Die Wegkreuzgruppe erinnert an Golgotha.

Meditationstexte können auch Nichtchristen helfen, einen Zugang zum Kreuzweg zu finden.

Für gewöhnlich sind es vierzehn solcher Stationen, von der Verurteilung Jesu zum Tod bis zur Grablegung. Gelegentlich findet sich mit der Kreuzauffindung durch Kaiserin He­lena oder mit der Auferstehung auch eine fünfzehnte Station.

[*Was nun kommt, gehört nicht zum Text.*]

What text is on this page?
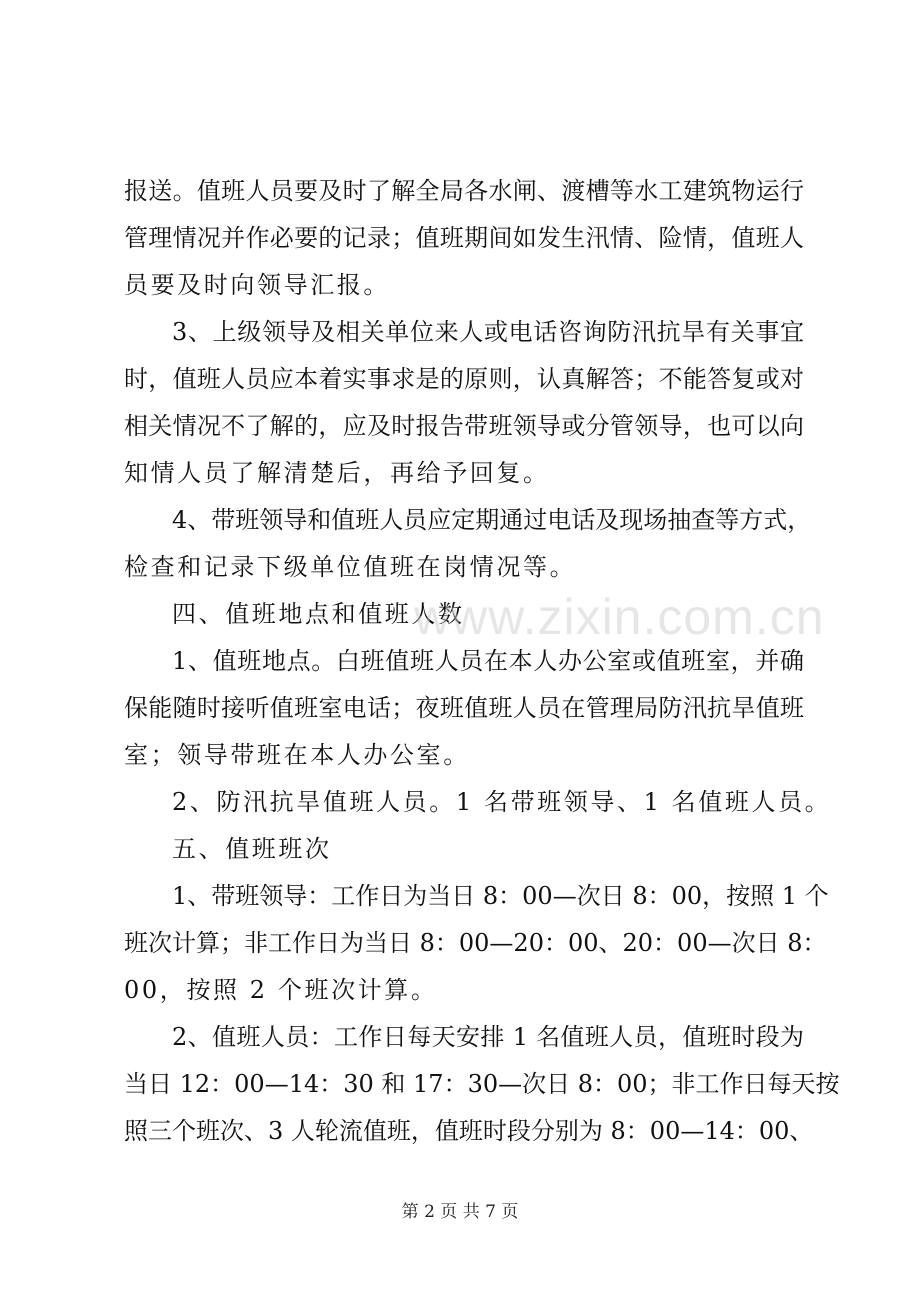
报送。值班人员要及时了解全局各水闸、渡槽等水工建筑物运行
管理情况并作必要的记录；值班期间如发生汛情、险情，值班人
员要及时向领导汇报。
3、上级领导及相关单位来人或电话咨询防汛抗旱有关事宜
时，值班人员应本着实事求是的原则，认真解答；不能答复或对
相关情况不了解的，应及时报告带班领导或分管领导，也可以向
知情人员了解清楚后，再给予回复。
4、带班领导和值班人员应定期通过电话及现场抽查等方式，
检查和记录下级单位值班在岗情况等。
四、值班地点和值班人数
1、值班地点。白班值班人员在本人办公室或值班室，并确
保能随时接听值班室电话；夜班值班人员在管理局防汛抗旱值班
室；领导带班在本人办公室。
2、防汛抗旱值班人员。1 名带班领导、1 名值班人员。
五、值班班次
1、带班领导：工作日为当日 8：00—次日 8：00，按照 1 个
班次计算；非工作日为当日 8：00—20：00、20：00—次日 8：
00，按照 2 个班次计算。
2、值班人员：工作日每天安排 1 名值班人员，值班时段为
当日 12：00—14：30 和 17：30—次日 8：00；非工作日每天按
照三个班次、3 人轮流值班，值班时段分别为 8：00—14：00、
www.zixin.com.cn
第 2 页 共 7 页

Oft sind sie in Form von Bild­stöcken gehalten, das sind Säulen oder Pfeiler mit einem tabernakelartigen Auf­satz, die ein Bild oder eine Figur von Jesus, Maria oder eines Heiligen enthalten. Die­se Bild­stöcke oder „Marterl“ sind hauptsächlich in Süddeutschland verbreitet, häufig finden sie sich an Wegkreuzungen oder an Hofzufahrten. Mitunter sind sie so großzügig ge­stal­tet, dass der Übergang zur Feldkapelle fließend ist.

An vielen Kleindenkmalen nagt der Zahn der Zeit

Religiöses Kleindenkmal: Der doppelgesichtige Marienbrunnen in Zwiefalten-Baach.

Auch Brücken- und Brunnenfiguren haben oft religiöse Motive als Sujet: Der heilige Chris­tophorus, der das Jesukind über den Fluss trägt, findet sich häufig auf Brü­cken­ge­ländern; Maria ist eine beliebte Brunnenfigur. Eine echte Besonderheit ist der dop­pel­gesichtige Marienbrunnen in Zwiefalten/Baach: Weil eine Brunnenstatue auf dem Dorf­platz von allen Seiten gesehen wird und von hinten reichlich langweilig wirkt, hat ihr der Künstler einfach zwei Vorderseiten verpasst und zwei Gesichter, die sich al­ler­dings nur einen Heiligenschein teilen.

Auch Grabsteine gehören zu den religiösen Kleindenkmalen.

Erst kürzlich wurde dieser Brunnen restauriert und die abblätternde Farbe erneuert. Vie­len Kleindenkmalen ergeht es weniger gut: Sie sind in schlechtem Zustand und müss­ten dringend restauriert werden. Meist fehlt aber das nötige Kleingeld um alle über­wu­cherten, vernachlässigten, bröckeligen oder zerstörten Denkmale zu renovieren. Häu­fig sind die Besitzverhältnisse und damit die Zuständigkeit unklar; oft fehlt auch das In­te­resse. Das ist schade, denn mit ihnen verschwindet auch immer ein Stück Geschich­te.

Der pen­sio­nierte Pfarrer Erwin Binder ergänzt: „Kreuzwege, Feldkapellen und Bild­stöcke sind Orte der inneren Einkehr und der Besinnung. Es ist schade, wenn sol­che Plätze vernachlässigt und nicht mehr genutzt werden.“

Wer sich spirituell weiter mit dem Thema auseinandersetzen möchte, dem seien die Meditationstexte von Weihbischof Florian Kuttner ans Herz gelegt. Legenden, Sagen und Geistergeschichten rund um Wegkreuze, Marterln und Kapellen liefert das Buch von Helene Reißmann.